Newborn Settling Attempt
I spent some time over the weekend bassinet settling Casper but I soon discovered he’s just not ready. He’s a bubba that still needs contact support from me when it comes his sleep so I’m going to give him another week or two and try again.
Some bubba’s don’t need support like that and will happily sleep in a bassinet for all their sleeps whereas bubba’s like Casper just need that closeness for a bit longer.
He will be close to 9 weeks over Easter which means he will be past leap 2 and another growth spurt so I believe that’ll be a good time to attempt bassinet settling again - keep your eyes peeled for how we go with that!
Being Stuck at Home is Draining
Being at home so much lately is definitely taking its toll mentally. I’m noticing my patience is starting to get a bit thin and so is Otis’s.

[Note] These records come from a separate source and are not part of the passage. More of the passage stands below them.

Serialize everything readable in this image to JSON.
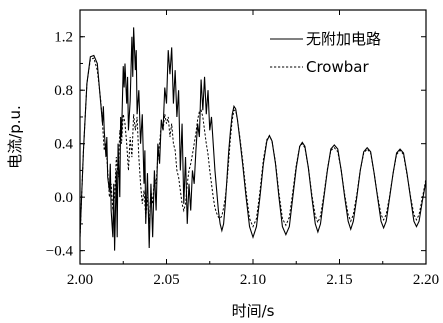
{
  "chart_data": {
    "type": "line",
    "xlabel": "时间/s",
    "ylabel": "电流/p.u.",
    "xlim": [
      2.0,
      2.2
    ],
    "ylim": [
      -0.5,
      1.4
    ],
    "x_ticks": [
      2.0,
      2.05,
      2.1,
      2.15,
      2.2
    ],
    "x_tick_labels": [
      "2.00",
      "2.05",
      "2.10",
      "2.15",
      "2.20"
    ],
    "y_ticks": [
      -0.4,
      0.0,
      0.4,
      0.8,
      1.2
    ],
    "y_tick_labels": [
      "−0.4",
      "0.0",
      "0.4",
      "0.8",
      "1.2"
    ],
    "grid": false,
    "legend_position": "top-right",
    "series": [
      {
        "name": "无附加电路",
        "style": "solid",
        "points": [
          [
            2.0,
            -0.3
          ],
          [
            2.002,
            0.35
          ],
          [
            2.004,
            0.85
          ],
          [
            2.006,
            1.05
          ],
          [
            2.008,
            1.06
          ],
          [
            2.01,
            1.0
          ],
          [
            2.011,
            0.85
          ],
          [
            2.012,
            0.7
          ],
          [
            2.013,
            0.55
          ],
          [
            2.0135,
            0.68
          ],
          [
            2.014,
            0.5
          ],
          [
            2.015,
            0.3
          ],
          [
            2.0155,
            0.45
          ],
          [
            2.016,
            0.15
          ],
          [
            2.017,
            0.05
          ],
          [
            2.0175,
            0.25
          ],
          [
            2.018,
            -0.1
          ],
          [
            2.019,
            -0.3
          ],
          [
            2.0195,
            0.1
          ],
          [
            2.02,
            -0.4
          ],
          [
            2.021,
            0.2
          ],
          [
            2.0215,
            -0.3
          ],
          [
            2.022,
            0.4
          ],
          [
            2.023,
            0.0
          ],
          [
            2.0235,
            0.6
          ],
          [
            2.024,
            0.45
          ],
          [
            2.025,
            0.98
          ],
          [
            2.0255,
            0.82
          ],
          [
            2.026,
            1.0
          ],
          [
            2.027,
            0.7
          ],
          [
            2.0275,
            0.9
          ],
          [
            2.028,
            0.5
          ],
          [
            2.029,
            0.72
          ],
          [
            2.03,
            1.2
          ],
          [
            2.0305,
            0.9
          ],
          [
            2.031,
            1.27
          ],
          [
            2.032,
            0.95
          ],
          [
            2.0325,
            1.1
          ],
          [
            2.033,
            0.62
          ],
          [
            2.034,
            0.8
          ],
          [
            2.035,
            0.4
          ],
          [
            2.036,
            0.62
          ],
          [
            2.037,
            0.1
          ],
          [
            2.0375,
            0.35
          ],
          [
            2.038,
            -0.2
          ],
          [
            2.039,
            0.18
          ],
          [
            2.04,
            -0.38
          ],
          [
            2.041,
            0.1
          ],
          [
            2.042,
            -0.3
          ],
          [
            2.043,
            0.2
          ],
          [
            2.044,
            -0.1
          ],
          [
            2.045,
            0.4
          ],
          [
            2.046,
            0.25
          ],
          [
            2.047,
            0.58
          ],
          [
            2.048,
            0.5
          ],
          [
            2.049,
            0.82
          ],
          [
            2.05,
            0.7
          ],
          [
            2.051,
            1.1
          ],
          [
            2.052,
            0.92
          ],
          [
            2.053,
            1.12
          ],
          [
            2.054,
            0.7
          ],
          [
            2.055,
            0.95
          ],
          [
            2.056,
            0.6
          ],
          [
            2.057,
            0.8
          ],
          [
            2.058,
            0.2
          ],
          [
            2.059,
            0.55
          ],
          [
            2.06,
            -0.05
          ],
          [
            2.061,
            0.3
          ],
          [
            2.062,
            -0.2
          ],
          [
            2.063,
            0.1
          ],
          [
            2.064,
            -0.1
          ],
          [
            2.065,
            0.2
          ],
          [
            2.066,
            0.1
          ],
          [
            2.067,
            0.35
          ],
          [
            2.068,
            0.55
          ],
          [
            2.069,
            0.45
          ],
          [
            2.07,
            0.88
          ],
          [
            2.071,
            0.65
          ],
          [
            2.072,
            0.9
          ],
          [
            2.073,
            0.62
          ],
          [
            2.074,
            0.8
          ],
          [
            2.075,
            0.5
          ],
          [
            2.076,
            0.6
          ],
          [
            2.077,
            0.4
          ],
          [
            2.078,
            0.2
          ],
          [
            2.079,
            0.05
          ],
          [
            2.08,
            -0.1
          ],
          [
            2.081,
            -0.2
          ],
          [
            2.082,
            -0.25
          ],
          [
            2.083,
            -0.2
          ],
          [
            2.084,
            -0.05
          ],
          [
            2.085,
            0.15
          ],
          [
            2.086,
            0.35
          ],
          [
            2.087,
            0.5
          ],
          [
            2.088,
            0.62
          ],
          [
            2.089,
            0.68
          ],
          [
            2.09,
            0.66
          ],
          [
            2.091,
            0.58
          ],
          [
            2.0925,
            0.42
          ],
          [
            2.094,
            0.25
          ],
          [
            2.096,
            0.0
          ],
          [
            2.098,
            -0.22
          ],
          [
            2.1,
            -0.3
          ],
          [
            2.102,
            -0.22
          ],
          [
            2.104,
            0.0
          ],
          [
            2.106,
            0.25
          ],
          [
            2.108,
            0.42
          ],
          [
            2.1095,
            0.46
          ],
          [
            2.111,
            0.42
          ],
          [
            2.113,
            0.25
          ],
          [
            2.115,
            0.0
          ],
          [
            2.117,
            -0.22
          ],
          [
            2.119,
            -0.28
          ],
          [
            2.121,
            -0.22
          ],
          [
            2.123,
            0.0
          ],
          [
            2.125,
            0.22
          ],
          [
            2.127,
            0.38
          ],
          [
            2.1285,
            0.41
          ],
          [
            2.13,
            0.38
          ],
          [
            2.132,
            0.22
          ],
          [
            2.134,
            0.0
          ],
          [
            2.136,
            -0.2
          ],
          [
            2.1375,
            -0.26
          ],
          [
            2.139,
            -0.2
          ],
          [
            2.141,
            0.0
          ],
          [
            2.143,
            0.2
          ],
          [
            2.145,
            0.36
          ],
          [
            2.147,
            0.39
          ],
          [
            2.149,
            0.36
          ],
          [
            2.151,
            0.2
          ],
          [
            2.153,
            0.0
          ],
          [
            2.155,
            -0.18
          ],
          [
            2.1565,
            -0.24
          ],
          [
            2.158,
            -0.18
          ],
          [
            2.16,
            0.0
          ],
          [
            2.162,
            0.2
          ],
          [
            2.164,
            0.34
          ],
          [
            2.166,
            0.37
          ],
          [
            2.168,
            0.34
          ],
          [
            2.17,
            0.18
          ],
          [
            2.172,
            0.0
          ],
          [
            2.174,
            -0.18
          ],
          [
            2.1755,
            -0.23
          ],
          [
            2.177,
            -0.18
          ],
          [
            2.179,
            0.0
          ],
          [
            2.181,
            0.18
          ],
          [
            2.183,
            0.33
          ],
          [
            2.185,
            0.36
          ],
          [
            2.187,
            0.33
          ],
          [
            2.189,
            0.18
          ],
          [
            2.191,
            0.0
          ],
          [
            2.193,
            -0.18
          ],
          [
            2.1945,
            -0.22
          ],
          [
            2.196,
            -0.18
          ],
          [
            2.198,
            -0.02
          ],
          [
            2.2,
            0.12
          ]
        ]
      },
      {
        "name": "Crowbar",
        "style": "dotted",
        "points": [
          [
            2.0,
            -0.3
          ],
          [
            2.002,
            0.35
          ],
          [
            2.004,
            0.85
          ],
          [
            2.006,
            1.03
          ],
          [
            2.008,
            1.04
          ],
          [
            2.01,
            0.95
          ],
          [
            2.012,
            0.72
          ],
          [
            2.013,
            0.55
          ],
          [
            2.014,
            0.35
          ],
          [
            2.015,
            0.4
          ],
          [
            2.016,
            0.2
          ],
          [
            2.017,
            0.0
          ],
          [
            2.018,
            0.1
          ],
          [
            2.019,
            -0.1
          ],
          [
            2.02,
            0.0
          ],
          [
            2.021,
            0.3
          ],
          [
            2.022,
            0.15
          ],
          [
            2.023,
            0.5
          ],
          [
            2.024,
            0.4
          ],
          [
            2.025,
            0.62
          ],
          [
            2.026,
            0.55
          ],
          [
            2.027,
            0.4
          ],
          [
            2.028,
            0.2
          ],
          [
            2.029,
            0.45
          ],
          [
            2.03,
            0.3
          ],
          [
            2.031,
            0.62
          ],
          [
            2.032,
            0.5
          ],
          [
            2.033,
            0.6
          ],
          [
            2.034,
            0.3
          ],
          [
            2.035,
            0.1
          ],
          [
            2.036,
            -0.05
          ],
          [
            2.037,
            0.05
          ],
          [
            2.038,
            -0.15
          ],
          [
            2.039,
            0.0
          ],
          [
            2.04,
            -0.2
          ],
          [
            2.041,
            0.05
          ],
          [
            2.042,
            -0.05
          ],
          [
            2.043,
            0.15
          ],
          [
            2.044,
            0.1
          ],
          [
            2.045,
            0.3
          ],
          [
            2.046,
            0.4
          ],
          [
            2.047,
            0.55
          ],
          [
            2.048,
            0.5
          ],
          [
            2.049,
            0.62
          ],
          [
            2.05,
            0.55
          ],
          [
            2.051,
            0.6
          ],
          [
            2.052,
            0.45
          ],
          [
            2.053,
            0.55
          ],
          [
            2.054,
            0.4
          ],
          [
            2.055,
            0.35
          ],
          [
            2.056,
            0.2
          ],
          [
            2.057,
            0.15
          ],
          [
            2.058,
            0.05
          ],
          [
            2.059,
            -0.05
          ],
          [
            2.06,
            -0.1
          ],
          [
            2.061,
            -0.05
          ],
          [
            2.062,
            0.1
          ],
          [
            2.063,
            0.2
          ],
          [
            2.064,
            0.25
          ],
          [
            2.065,
            0.32
          ],
          [
            2.066,
            0.4
          ],
          [
            2.067,
            0.48
          ],
          [
            2.068,
            0.58
          ],
          [
            2.069,
            0.64
          ],
          [
            2.07,
            0.65
          ],
          [
            2.071,
            0.6
          ],
          [
            2.072,
            0.5
          ],
          [
            2.073,
            0.4
          ],
          [
            2.074,
            0.32
          ],
          [
            2.075,
            0.2
          ],
          [
            2.076,
            0.1
          ],
          [
            2.077,
            0.0
          ],
          [
            2.078,
            -0.08
          ],
          [
            2.079,
            -0.12
          ],
          [
            2.08,
            -0.15
          ],
          [
            2.081,
            -0.16
          ],
          [
            2.082,
            -0.14
          ],
          [
            2.083,
            -0.08
          ],
          [
            2.084,
            0.0
          ],
          [
            2.085,
            0.12
          ],
          [
            2.086,
            0.28
          ],
          [
            2.087,
            0.45
          ],
          [
            2.088,
            0.58
          ],
          [
            2.089,
            0.65
          ],
          [
            2.09,
            0.65
          ],
          [
            2.091,
            0.58
          ],
          [
            2.0925,
            0.44
          ],
          [
            2.094,
            0.28
          ],
          [
            2.096,
            0.04
          ],
          [
            2.098,
            -0.16
          ],
          [
            2.1,
            -0.22
          ],
          [
            2.102,
            -0.16
          ],
          [
            2.104,
            0.04
          ],
          [
            2.106,
            0.28
          ],
          [
            2.108,
            0.43
          ],
          [
            2.1095,
            0.46
          ],
          [
            2.111,
            0.42
          ],
          [
            2.113,
            0.26
          ],
          [
            2.115,
            0.03
          ],
          [
            2.117,
            -0.16
          ],
          [
            2.119,
            -0.21
          ],
          [
            2.121,
            -0.15
          ],
          [
            2.123,
            0.04
          ],
          [
            2.125,
            0.24
          ],
          [
            2.127,
            0.38
          ],
          [
            2.1285,
            0.4
          ],
          [
            2.13,
            0.37
          ],
          [
            2.132,
            0.22
          ],
          [
            2.134,
            0.02
          ],
          [
            2.136,
            -0.14
          ],
          [
            2.1375,
            -0.19
          ],
          [
            2.139,
            -0.14
          ],
          [
            2.141,
            0.02
          ],
          [
            2.143,
            0.21
          ],
          [
            2.145,
            0.35
          ],
          [
            2.147,
            0.37
          ],
          [
            2.149,
            0.34
          ],
          [
            2.151,
            0.2
          ],
          [
            2.153,
            0.02
          ],
          [
            2.155,
            -0.13
          ],
          [
            2.1565,
            -0.18
          ],
          [
            2.158,
            -0.13
          ],
          [
            2.16,
            0.02
          ],
          [
            2.162,
            0.2
          ],
          [
            2.164,
            0.33
          ],
          [
            2.166,
            0.36
          ],
          [
            2.168,
            0.33
          ],
          [
            2.17,
            0.18
          ],
          [
            2.172,
            0.01
          ],
          [
            2.174,
            -0.13
          ],
          [
            2.1755,
            -0.17
          ],
          [
            2.177,
            -0.13
          ],
          [
            2.179,
            0.01
          ],
          [
            2.181,
            0.18
          ],
          [
            2.183,
            0.32
          ],
          [
            2.185,
            0.35
          ],
          [
            2.187,
            0.32
          ],
          [
            2.189,
            0.17
          ],
          [
            2.191,
            0.01
          ],
          [
            2.193,
            -0.13
          ],
          [
            2.1945,
            -0.17
          ],
          [
            2.196,
            -0.13
          ],
          [
            2.198,
            0.0
          ],
          [
            2.2,
            0.14
          ]
        ]
      }
    ]
  }
}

It’s not easy keeping him stimulated whilst also having a young bubba. When he had kindergym and playgroup it was such a nice way to break up with week and have him expel energy.
He’s watched so much TV lately which makes me feel like crap but right now I know so many Mumma’s who are in the same position.
So I just want to say it’s okay if right now you’re not being the best version of yourself. It’s okay if all you are doing is surviving each day. We will get through this and when we do we ALL deserve a weekend away without kids, without husbands, without housework and without a care in the world.
When we get through this - and we will - Mumma’s far and wide will be so much stronger for this, you will be stronger and so will I.
For now, do what you need to survive. Reach out for help. Ask a friend if she’s okay. Go for a walk. Take some time to feed your soul xx.